Thursday, January 29, 2009

Has your store ever "Jumped the Shark?"


Exceed the customer’s expectations! Give them what they want, when they want it, they way that they want it. Do one more thing! Do those phrases sound familiar? They do if you’ve ever attended one of our presentations. Those phrases have been our mantra for almost 20 years. (20 years! Can you believe that?!)

Exceeding customer expectations is tantamount to your success – in this "80 percent off" world this is more important than ever. If you do something nice for a customer on one visit, rest assured that they will expect it on their next visit. But what happens if that expected service doesn’t happen?

Take Georganne’s car dealership before. It’s a beautiful facility and the people who work there are known for their consistently good customer care. George is a loyal customer – she bought five cars there over the years – she compares the customer experience to buying a car at the Ritz Carlton, it’s that good. But one time the dealership “Jumped the Shark” and could have forever altered its relationship with customers.

Jumped the what? Okay, we’ll explain …

“Jumped the Shark” is a pop culture term that was coined by a then college student Sean Connolly in 1985 while watching an episode of “Happy Days” with his friends. In this particular episode The Fonz went waterskiing (in this bathing suit and leather jacket) and actually jumped over a shark. Sean commented that at that particular point, Happy Days had somehow crossed a line and would never be the same.

Fast forward 1997 when Jon Hein launched the website
http://www.jumptheshark.com, a forum basically used to catalog when television shows went awry. Since then, however, the term “Jump the Shark” has become a pop culture mantra, “applying not only to television, but also music, film, even everyday life.” In other words, when someone or something does unexpected and completely out of character they “Jump the Shark.”

Now back to the story …

It was time for George to bring her car in for its 30,000 mile checkup, so she called to make an appointment and was told she could have her pick of days and time, so she chose a Friday afternoon, dropped her car off in a service bay with floors clean enough to eat off of, and drove away in a brand new loaner car. As in past experiences, every one of George’s expectations had been met or exceeded.

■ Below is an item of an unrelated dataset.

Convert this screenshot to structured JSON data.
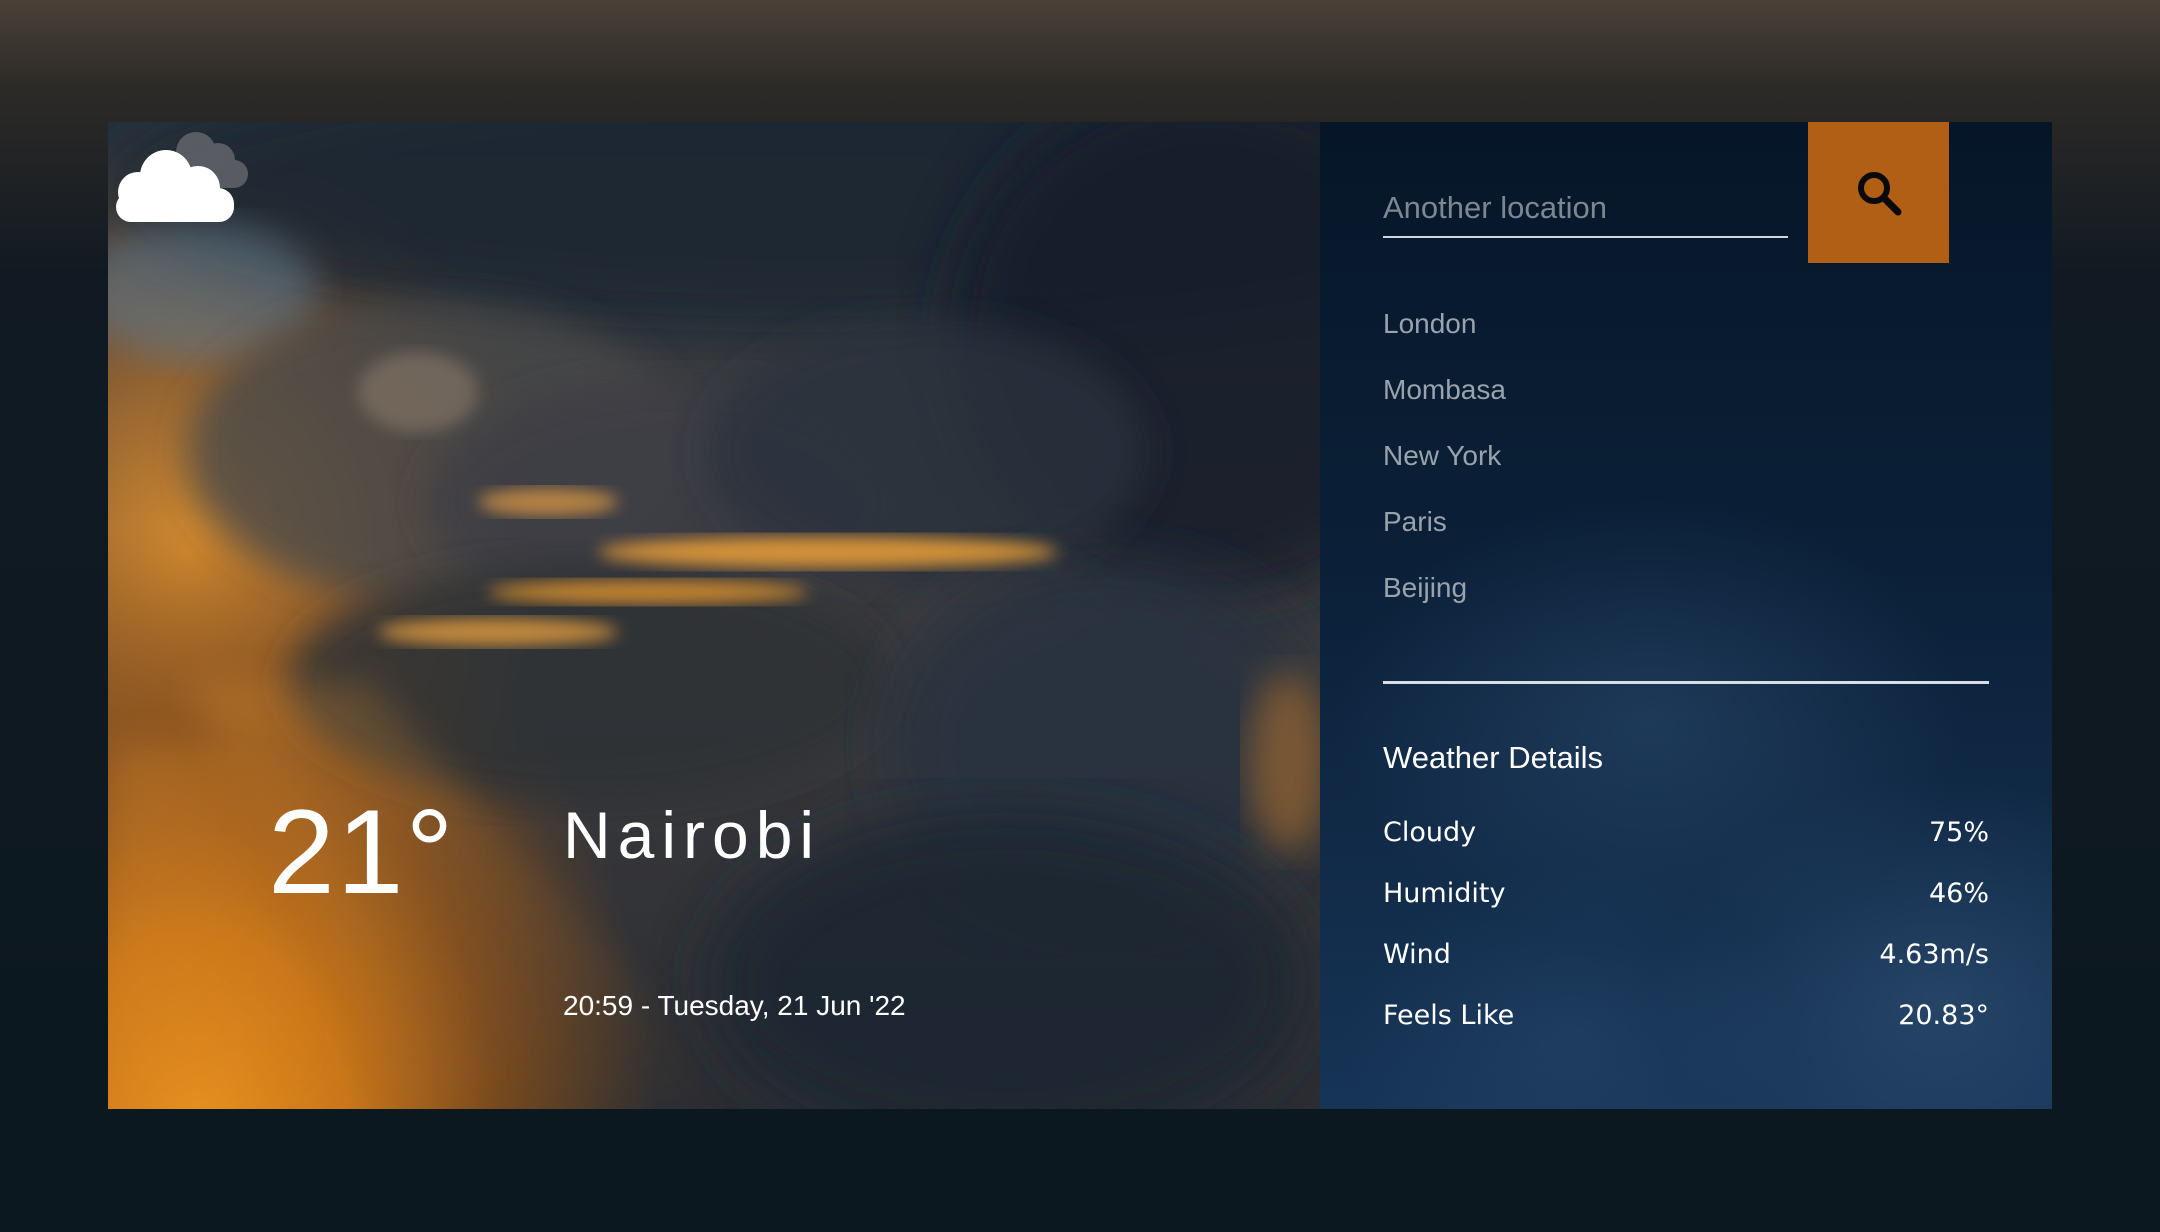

When she returned to pick it up four hours and hundreds of dollars later, the transaction was handled with the dealership’s usual impeccable care. Then they brought Georganne her car. Her less than clean car. “Wait a minute,” she said, “You always wash my car. Why didn’t you wash it today?”

George received several different answers that day and none of them made any sense to her. The answers bothered her because they weren’t “We forgot” or “We messed up kinds of excuses. The answers were a shark jumping, “We don’t do that any more.” It wasn’t that the dealership hadn’t washed her car that day that bothered her, it was the fact that they hadn’t washed George’s car and they always wash her car when it’s in for service. They wash everybody’s car. So we called the owner, not to complain because they forgot to do something Georganne expected, we called because she really likes the place and this single, albeit little, thing really bothered her.

The owner explained that not washing client’s cars was a corporate decision he had made based on a number of reasons; reasons that indeed made sense to us operationally, but did not make sense from a customer service perspective. In a hyper-competitive world you simply cannot take away something customers enjoy and have come to expect without an explanation. If you do, the only winner will be your competition.

It’s called the Circles of Excellence. Imagine a smaller circle within a larger circle. The smaller circle represents that things you have to do just to be in business today. In a store these things would include having a place for customers to park their cars, people to ring the register, bags to carry their purchases home. Rich calls these things the ante in a poker game; if you don’t have them, then you’re not in the game.

The larger, outer circle represents the extras you do for customers that make your store unique, special and memorable; things like: a hot cup of coffee on a cold day, the special events you do in-store that customers can’t wait to attend, a handwritten note thanking a customer for his/her business, or washing a car after servicing it.

You own the outer circle; it’s yours to do as much with as you want. Just remember that once you exceed a customer’s expectations, those expectations become the norm, and in essence, become as expected as those things in the inner circle. If you stop doing things customers expect then you’ll jump the shark and the only winner will be your competitors.

Coming up with outer circle extras that keep your store ahead of the pack takes vision because you have to constantly think up – and consistently deliver – new ways to dazzle your customers. And annoy your competition.